Но от преступления все становится преступлением…
— Это не дает права на смерть, — возразил малец.
— Но я все еще не могу. Вина закупоривает дыхание, и я не могу.
— Можешь, — сказал малец.
— А как же дышать? — спросила она.
— Это не главное, — сказал малец.
— А что главное? — спросила она.
Малец не ответил, и она опять испугалась.
— Ты живешь только во мне? — спросила она, заранее ужасаясь.
— Нет, ты меня уже родила, — напомнил малец.
— Но я… Ты — только здесь… Когда вернусь, тебя не будет навсегда? Тебя — нет?
— Неужели похоже, что меня нет? — засмеялся младенец беззубым младенческим ртом.
— Нет, нет, — торопливо подтвердила она. — Ты есть. Конечно, ты есть, ты же освещаешь мою темноту. — И опять усомнилась: — Но ты должен меня ненавидеть.
— Любить лучше, — сказал малец. — Тогда видно дальше.
Да, подумала она, когда я прихожу сюда, мне тоже кажется, что я вижу дальше. А они все стреляют и стреляют. Они заставляют меня вернуться.

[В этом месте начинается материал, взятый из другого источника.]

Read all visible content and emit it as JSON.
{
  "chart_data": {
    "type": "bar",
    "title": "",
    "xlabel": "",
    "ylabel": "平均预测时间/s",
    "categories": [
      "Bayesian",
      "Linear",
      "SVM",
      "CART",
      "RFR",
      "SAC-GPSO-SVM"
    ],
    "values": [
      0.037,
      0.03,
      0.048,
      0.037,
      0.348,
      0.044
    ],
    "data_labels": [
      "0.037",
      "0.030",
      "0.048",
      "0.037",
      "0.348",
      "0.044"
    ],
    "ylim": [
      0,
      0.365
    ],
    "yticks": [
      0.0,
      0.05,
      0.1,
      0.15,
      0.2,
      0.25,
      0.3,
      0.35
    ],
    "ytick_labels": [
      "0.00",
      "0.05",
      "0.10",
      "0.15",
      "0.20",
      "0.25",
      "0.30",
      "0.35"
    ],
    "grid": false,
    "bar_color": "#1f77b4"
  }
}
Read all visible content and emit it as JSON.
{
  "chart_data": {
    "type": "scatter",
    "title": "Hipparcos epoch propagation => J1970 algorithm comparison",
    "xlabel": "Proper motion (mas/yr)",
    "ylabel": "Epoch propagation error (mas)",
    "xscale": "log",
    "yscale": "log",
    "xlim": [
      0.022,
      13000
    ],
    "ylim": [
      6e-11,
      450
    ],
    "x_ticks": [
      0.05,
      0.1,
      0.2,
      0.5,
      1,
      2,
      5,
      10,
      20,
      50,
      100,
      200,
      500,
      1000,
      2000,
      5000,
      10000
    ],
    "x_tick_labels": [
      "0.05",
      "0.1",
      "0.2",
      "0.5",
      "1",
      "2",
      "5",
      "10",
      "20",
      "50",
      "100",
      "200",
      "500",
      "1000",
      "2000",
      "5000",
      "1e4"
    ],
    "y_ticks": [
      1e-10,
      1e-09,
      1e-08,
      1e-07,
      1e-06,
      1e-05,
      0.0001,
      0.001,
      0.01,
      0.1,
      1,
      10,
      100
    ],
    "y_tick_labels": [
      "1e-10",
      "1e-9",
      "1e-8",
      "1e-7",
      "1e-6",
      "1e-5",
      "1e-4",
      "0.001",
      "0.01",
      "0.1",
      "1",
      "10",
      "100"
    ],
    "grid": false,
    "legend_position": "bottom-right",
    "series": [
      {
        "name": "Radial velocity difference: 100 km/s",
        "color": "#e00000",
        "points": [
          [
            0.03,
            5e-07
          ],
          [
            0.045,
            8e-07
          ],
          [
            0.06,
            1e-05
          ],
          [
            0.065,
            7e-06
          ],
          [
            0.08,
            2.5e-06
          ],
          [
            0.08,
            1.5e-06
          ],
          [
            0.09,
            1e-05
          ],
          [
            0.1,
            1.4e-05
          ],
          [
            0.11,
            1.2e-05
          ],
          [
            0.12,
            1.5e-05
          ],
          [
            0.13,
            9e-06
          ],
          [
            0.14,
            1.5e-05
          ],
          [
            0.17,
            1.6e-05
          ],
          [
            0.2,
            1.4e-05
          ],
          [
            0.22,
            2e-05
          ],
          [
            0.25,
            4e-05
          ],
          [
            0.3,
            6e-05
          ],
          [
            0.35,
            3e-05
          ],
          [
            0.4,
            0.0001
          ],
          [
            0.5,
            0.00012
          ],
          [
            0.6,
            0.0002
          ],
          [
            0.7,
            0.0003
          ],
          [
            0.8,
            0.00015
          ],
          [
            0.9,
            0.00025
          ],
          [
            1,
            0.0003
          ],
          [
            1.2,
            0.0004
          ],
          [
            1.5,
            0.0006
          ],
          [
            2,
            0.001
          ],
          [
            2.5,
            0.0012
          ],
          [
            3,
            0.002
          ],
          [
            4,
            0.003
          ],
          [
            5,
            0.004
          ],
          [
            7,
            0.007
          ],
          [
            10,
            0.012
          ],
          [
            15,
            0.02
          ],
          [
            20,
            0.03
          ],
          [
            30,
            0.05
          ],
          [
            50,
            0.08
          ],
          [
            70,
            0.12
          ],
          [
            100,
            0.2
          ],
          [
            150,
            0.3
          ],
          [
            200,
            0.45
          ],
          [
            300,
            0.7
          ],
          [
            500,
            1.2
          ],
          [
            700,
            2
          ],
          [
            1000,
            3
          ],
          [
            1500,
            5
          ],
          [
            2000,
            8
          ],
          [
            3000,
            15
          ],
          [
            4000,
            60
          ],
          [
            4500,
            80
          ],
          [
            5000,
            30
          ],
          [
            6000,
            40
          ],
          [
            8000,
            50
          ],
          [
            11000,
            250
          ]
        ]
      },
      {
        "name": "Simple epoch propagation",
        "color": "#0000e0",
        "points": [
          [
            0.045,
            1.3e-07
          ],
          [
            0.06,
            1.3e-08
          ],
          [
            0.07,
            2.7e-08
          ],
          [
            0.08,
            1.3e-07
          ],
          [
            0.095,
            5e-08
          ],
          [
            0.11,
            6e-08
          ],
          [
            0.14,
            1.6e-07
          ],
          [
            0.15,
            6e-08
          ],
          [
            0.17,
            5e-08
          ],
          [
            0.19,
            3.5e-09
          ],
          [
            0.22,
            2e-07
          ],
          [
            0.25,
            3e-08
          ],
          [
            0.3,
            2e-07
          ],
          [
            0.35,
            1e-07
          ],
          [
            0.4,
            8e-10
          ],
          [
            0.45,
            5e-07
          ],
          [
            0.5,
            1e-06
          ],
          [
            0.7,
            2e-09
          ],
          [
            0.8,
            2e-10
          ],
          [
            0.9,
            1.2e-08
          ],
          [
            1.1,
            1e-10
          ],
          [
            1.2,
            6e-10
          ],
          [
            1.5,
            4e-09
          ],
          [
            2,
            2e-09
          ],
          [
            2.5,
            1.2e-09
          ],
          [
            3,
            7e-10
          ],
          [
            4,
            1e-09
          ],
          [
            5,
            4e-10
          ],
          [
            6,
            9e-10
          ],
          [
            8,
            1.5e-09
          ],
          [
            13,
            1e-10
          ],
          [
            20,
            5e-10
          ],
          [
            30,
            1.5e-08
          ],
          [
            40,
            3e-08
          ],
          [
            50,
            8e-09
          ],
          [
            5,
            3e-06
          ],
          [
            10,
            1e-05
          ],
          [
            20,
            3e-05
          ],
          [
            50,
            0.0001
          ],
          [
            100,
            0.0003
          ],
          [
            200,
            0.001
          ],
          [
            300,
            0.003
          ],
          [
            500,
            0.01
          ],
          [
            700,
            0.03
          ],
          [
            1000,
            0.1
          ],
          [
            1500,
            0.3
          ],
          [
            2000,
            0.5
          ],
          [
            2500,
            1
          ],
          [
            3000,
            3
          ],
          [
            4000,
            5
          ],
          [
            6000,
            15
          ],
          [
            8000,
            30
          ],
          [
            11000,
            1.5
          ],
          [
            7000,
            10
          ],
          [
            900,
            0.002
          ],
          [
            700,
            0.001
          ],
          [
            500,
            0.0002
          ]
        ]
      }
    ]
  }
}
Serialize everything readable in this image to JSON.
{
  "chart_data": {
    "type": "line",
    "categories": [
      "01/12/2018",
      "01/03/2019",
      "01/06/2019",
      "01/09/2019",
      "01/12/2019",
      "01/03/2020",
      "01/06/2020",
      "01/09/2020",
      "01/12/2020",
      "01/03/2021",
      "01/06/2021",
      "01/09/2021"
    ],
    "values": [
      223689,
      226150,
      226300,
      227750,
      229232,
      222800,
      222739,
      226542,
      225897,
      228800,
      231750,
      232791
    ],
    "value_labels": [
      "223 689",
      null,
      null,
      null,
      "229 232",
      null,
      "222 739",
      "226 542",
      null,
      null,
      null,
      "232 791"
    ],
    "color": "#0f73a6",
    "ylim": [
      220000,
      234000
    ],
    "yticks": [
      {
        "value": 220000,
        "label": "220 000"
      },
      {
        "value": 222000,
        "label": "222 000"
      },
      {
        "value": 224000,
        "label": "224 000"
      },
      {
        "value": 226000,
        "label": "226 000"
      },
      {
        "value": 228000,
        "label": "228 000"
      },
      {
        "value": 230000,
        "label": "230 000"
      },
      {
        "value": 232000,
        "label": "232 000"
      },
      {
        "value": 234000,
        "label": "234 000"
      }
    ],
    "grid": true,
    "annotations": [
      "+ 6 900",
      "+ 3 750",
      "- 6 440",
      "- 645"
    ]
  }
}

— Ты пойдешь со мной? — спросила она.
— Еще нет, — ответил малец.
— Ты покинешь меня? — ужаснулась она.
— Уже нет, — вздохнул малец, просыпаясь.
Господи Боженька, что мне предстоит? — воззвала Лушка во мраке.
— Идти, изживая, — ответил рожающий ее свет.
* * *
— Что она сказала? — спросил псих-президент.
— Ничего существенного, — отвернулась сестра, бросая пустые ампулы в кювету. — Что-то про жизнь.
— Жить, изживая, — внятно перевела Марья.
— Гм… Люди, которых мучают не свои проблемы, не переводятся. А нам не отпускают лекарств.
— Вы знаете лекарства от проблем? — не удержалась Марья.
— Разумеется, — ответил псих-президент. — Заменить большую проблему проблемой поменьше, проблему поменьше — небольшой, небольшую — незначительной, пригодной для разрешения местными усилиями… Ничего сложного.
— А упорствующим в большем — место в сумасшедшем доме? — усмехнулась Марья.
— А вы хотели бы, чтобы гулящие девицы учили человечество жить? — проговорил псих-президент, выпуская Лушкину руку.
— Не более, чем гулящие мужчины, — пробормотала Марья. — Она спит?
— Надеюсь, — небрежно бросил псих-президент. — Чем вы ее так впечатлили, Мария Ивановна? Чтобы Гришина брякнулась в обморок, как французская маркиза… Что вы ей сказали?
— Я ничего не говорила… Я рассказывала о том, как хоронила свою мать.
— Ага, — сказал псих-президент. — Теперь понятно.
— Я не предполагала, что это может иметь к ней отношение, — обеспокоенно сказала Марья.
— Жить, изживая… Гм. Комплекс вины. Она считает, что убила своего ребенка.
— Только считает?
— Согласно медэкспертизе — двухсторонняя пневмония, не более.
— Всего лишь, — буркнула Марья.
— Мне нужен главврач, — заявила Лушка.
Дежурная сестра взглянула мельком и касательно, мимо торчащего из коротко подросших волос Лушкиного уха, и продолжила более срочную работу — приклеила разнокалиберные листочки анализов в чью-то затрепанную историю болезни.